Dunque c’era un progetto – e c’era una cifra stabilita per i lavori – ma ad un certo punto emerge la “necessità” di fare delle modifiche al progetto originario. Che fanno aumentare la spesa di quasi circa 18.000 euro. Ma queste modifiche – ci dice la determina – non modificano il progetto originario. Come no? Se sono state apportate delle modifiche al progetto originario, allora è stato cambiato proprio il progetto originario. È possibile? Si può fare? Le modifiche proposte sono passate in giunta comunale? E quali sono queste modifiche? E chi ha ordinato alla geometra Tomassini di apportare delle modifiche che inevitabilmente sono in difformità dal progetto originario?
La geometra rinvia ad una misteriosa “Perizia di Variante”, che non è reperibile nel sito del Comune. Scrive Tomassini: “Vista la documentazione tecnica progettuale della Perizia di Variante presentata al prot. n. 7820/2024 dal direttore dei lavori geom. […]”.

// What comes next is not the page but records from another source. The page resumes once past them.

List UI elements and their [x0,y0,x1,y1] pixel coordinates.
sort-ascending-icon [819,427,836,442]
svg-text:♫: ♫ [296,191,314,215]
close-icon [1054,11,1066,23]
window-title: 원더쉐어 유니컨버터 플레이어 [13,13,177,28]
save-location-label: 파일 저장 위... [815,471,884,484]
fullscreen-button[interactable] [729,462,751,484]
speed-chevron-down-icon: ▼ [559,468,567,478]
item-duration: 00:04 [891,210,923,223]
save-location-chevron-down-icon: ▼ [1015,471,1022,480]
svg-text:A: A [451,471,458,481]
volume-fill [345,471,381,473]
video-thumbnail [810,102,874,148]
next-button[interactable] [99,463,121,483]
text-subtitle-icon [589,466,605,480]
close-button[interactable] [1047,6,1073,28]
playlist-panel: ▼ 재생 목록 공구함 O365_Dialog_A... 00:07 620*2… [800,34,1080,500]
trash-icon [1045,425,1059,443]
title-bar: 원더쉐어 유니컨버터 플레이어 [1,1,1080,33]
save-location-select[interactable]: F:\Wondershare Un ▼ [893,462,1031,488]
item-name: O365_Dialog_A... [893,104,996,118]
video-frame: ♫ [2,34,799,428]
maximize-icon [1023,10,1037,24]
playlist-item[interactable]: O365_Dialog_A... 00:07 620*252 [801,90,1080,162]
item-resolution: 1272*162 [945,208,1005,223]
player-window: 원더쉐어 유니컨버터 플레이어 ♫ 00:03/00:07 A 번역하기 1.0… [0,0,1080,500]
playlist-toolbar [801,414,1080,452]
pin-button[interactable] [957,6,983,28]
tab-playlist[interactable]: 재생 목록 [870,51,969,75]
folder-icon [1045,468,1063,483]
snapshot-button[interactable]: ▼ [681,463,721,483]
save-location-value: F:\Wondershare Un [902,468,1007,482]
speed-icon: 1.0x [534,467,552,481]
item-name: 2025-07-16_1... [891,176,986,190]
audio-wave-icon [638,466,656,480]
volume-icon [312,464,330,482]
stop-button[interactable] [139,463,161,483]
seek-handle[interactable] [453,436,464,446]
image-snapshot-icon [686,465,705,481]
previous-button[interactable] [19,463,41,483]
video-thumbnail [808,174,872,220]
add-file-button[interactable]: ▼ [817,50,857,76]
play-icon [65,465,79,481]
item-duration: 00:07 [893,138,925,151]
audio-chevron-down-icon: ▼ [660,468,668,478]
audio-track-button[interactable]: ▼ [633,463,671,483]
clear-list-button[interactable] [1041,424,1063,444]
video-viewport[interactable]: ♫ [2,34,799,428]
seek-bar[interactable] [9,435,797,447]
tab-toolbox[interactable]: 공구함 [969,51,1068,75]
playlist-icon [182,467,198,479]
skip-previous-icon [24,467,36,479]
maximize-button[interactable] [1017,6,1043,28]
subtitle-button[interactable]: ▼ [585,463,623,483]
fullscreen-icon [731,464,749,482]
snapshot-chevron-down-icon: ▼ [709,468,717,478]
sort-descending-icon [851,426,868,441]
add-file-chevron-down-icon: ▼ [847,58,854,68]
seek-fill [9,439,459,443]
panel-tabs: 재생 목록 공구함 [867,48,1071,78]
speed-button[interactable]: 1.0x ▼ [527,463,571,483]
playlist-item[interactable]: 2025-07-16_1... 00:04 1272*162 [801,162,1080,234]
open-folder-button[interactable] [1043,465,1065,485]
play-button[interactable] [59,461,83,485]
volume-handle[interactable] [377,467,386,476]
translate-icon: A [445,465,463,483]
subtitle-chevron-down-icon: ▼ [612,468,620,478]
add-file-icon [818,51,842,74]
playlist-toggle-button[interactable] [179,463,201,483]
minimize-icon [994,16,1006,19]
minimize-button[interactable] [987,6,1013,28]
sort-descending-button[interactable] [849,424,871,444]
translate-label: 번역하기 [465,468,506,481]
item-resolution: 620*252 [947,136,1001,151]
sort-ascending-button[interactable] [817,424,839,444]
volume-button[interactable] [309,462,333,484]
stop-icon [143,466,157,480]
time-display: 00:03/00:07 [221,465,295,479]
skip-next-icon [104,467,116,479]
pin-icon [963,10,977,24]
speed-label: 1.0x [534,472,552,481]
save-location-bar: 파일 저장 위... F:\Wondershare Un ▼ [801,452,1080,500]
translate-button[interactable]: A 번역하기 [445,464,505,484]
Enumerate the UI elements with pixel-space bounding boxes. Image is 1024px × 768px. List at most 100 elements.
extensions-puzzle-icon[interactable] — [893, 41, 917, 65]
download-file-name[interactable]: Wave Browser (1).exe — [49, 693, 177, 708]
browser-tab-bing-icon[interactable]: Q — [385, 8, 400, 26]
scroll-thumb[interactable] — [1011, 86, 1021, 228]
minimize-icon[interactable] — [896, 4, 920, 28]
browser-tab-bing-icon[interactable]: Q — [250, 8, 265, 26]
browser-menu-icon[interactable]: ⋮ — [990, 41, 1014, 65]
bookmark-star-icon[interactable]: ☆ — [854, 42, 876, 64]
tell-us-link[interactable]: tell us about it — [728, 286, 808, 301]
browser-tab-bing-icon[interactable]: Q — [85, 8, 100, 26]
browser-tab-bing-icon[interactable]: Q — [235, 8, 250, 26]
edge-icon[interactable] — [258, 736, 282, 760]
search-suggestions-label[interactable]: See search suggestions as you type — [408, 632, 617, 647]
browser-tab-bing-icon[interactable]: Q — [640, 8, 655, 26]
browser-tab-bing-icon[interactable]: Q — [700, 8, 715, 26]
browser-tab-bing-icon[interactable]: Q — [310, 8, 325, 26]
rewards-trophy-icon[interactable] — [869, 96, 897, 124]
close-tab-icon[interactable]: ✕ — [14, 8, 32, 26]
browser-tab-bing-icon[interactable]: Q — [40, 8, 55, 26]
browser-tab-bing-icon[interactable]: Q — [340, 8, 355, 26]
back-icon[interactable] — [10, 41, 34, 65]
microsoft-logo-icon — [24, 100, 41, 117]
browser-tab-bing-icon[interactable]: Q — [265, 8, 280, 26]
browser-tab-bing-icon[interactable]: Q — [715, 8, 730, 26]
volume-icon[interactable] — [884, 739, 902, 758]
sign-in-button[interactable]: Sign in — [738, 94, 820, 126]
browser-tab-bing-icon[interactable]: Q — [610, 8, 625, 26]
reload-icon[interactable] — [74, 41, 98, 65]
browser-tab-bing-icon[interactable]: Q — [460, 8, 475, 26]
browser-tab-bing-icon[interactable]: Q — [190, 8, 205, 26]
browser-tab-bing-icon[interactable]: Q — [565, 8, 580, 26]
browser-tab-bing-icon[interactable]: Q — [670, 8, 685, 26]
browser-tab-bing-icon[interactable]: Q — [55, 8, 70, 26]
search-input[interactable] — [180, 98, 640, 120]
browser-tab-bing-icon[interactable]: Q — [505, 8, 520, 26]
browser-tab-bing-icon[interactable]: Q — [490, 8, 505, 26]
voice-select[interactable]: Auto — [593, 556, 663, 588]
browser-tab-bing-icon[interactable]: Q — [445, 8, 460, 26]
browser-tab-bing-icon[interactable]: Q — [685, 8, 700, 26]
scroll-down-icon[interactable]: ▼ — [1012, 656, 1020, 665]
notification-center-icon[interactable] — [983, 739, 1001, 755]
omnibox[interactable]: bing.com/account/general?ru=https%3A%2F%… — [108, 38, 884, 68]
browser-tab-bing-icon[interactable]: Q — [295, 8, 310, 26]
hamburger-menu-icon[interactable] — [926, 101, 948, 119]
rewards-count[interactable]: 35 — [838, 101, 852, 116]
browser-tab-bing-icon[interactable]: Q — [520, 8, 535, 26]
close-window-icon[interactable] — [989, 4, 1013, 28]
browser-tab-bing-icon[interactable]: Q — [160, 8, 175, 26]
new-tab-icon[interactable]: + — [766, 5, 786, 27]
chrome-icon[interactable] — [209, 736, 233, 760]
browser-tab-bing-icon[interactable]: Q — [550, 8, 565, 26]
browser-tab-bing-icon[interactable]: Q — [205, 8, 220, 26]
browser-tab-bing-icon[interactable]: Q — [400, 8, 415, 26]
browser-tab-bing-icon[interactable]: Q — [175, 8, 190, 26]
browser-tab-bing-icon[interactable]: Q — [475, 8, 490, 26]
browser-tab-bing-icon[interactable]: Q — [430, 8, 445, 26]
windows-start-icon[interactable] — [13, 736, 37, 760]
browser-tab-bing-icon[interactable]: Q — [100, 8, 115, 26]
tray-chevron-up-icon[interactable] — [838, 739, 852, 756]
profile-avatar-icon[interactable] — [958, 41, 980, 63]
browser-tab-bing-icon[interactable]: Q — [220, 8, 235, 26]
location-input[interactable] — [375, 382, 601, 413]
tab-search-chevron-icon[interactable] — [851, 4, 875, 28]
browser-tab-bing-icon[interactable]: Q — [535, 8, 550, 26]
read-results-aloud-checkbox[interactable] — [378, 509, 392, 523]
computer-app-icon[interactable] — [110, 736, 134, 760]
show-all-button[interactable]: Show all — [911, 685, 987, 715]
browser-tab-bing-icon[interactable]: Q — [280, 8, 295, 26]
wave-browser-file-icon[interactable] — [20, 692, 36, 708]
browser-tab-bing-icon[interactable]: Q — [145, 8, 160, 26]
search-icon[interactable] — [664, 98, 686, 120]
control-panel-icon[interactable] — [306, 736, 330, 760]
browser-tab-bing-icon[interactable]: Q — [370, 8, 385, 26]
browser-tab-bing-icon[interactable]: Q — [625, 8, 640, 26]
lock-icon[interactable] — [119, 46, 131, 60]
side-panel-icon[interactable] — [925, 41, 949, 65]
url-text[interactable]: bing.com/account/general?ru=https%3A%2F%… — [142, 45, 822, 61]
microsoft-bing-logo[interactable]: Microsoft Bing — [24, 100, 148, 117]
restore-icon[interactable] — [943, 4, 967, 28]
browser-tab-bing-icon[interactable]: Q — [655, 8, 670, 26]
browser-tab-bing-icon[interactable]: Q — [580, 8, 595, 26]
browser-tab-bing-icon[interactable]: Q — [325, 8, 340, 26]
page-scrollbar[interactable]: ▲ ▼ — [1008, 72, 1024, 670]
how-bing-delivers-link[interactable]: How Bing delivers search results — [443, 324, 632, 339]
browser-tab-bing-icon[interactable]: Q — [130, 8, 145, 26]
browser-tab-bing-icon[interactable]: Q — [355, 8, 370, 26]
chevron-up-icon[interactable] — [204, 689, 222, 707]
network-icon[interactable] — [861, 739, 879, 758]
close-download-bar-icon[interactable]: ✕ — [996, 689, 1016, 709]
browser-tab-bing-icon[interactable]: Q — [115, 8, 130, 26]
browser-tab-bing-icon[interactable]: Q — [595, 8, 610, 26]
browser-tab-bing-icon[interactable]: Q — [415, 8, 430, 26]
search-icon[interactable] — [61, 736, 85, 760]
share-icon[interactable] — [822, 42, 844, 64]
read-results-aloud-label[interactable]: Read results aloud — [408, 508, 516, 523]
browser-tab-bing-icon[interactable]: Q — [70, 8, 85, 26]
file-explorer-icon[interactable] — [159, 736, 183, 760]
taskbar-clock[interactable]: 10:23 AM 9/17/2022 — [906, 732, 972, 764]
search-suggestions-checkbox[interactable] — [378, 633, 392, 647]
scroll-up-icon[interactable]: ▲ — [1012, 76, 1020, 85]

Quale perizia di variante? La geometra Tomassini non avrebbe potuto allegarla alla determina pubblicata nell’albo pretorio, in modo che tutti potessero consultarla?
Non dubito che ci siano state delle buone ragioni per effettuare queste misteriose modifiche: però se l’Ufficio Tecnico ci spiegasse in cosa consistono ci guadagnerebbe la trasparenza.
Intanto, i 160.000 euro che Ponchia ha accettato da Zurich sono quasi finiti, e il PEC 5 invece non è finito per niente.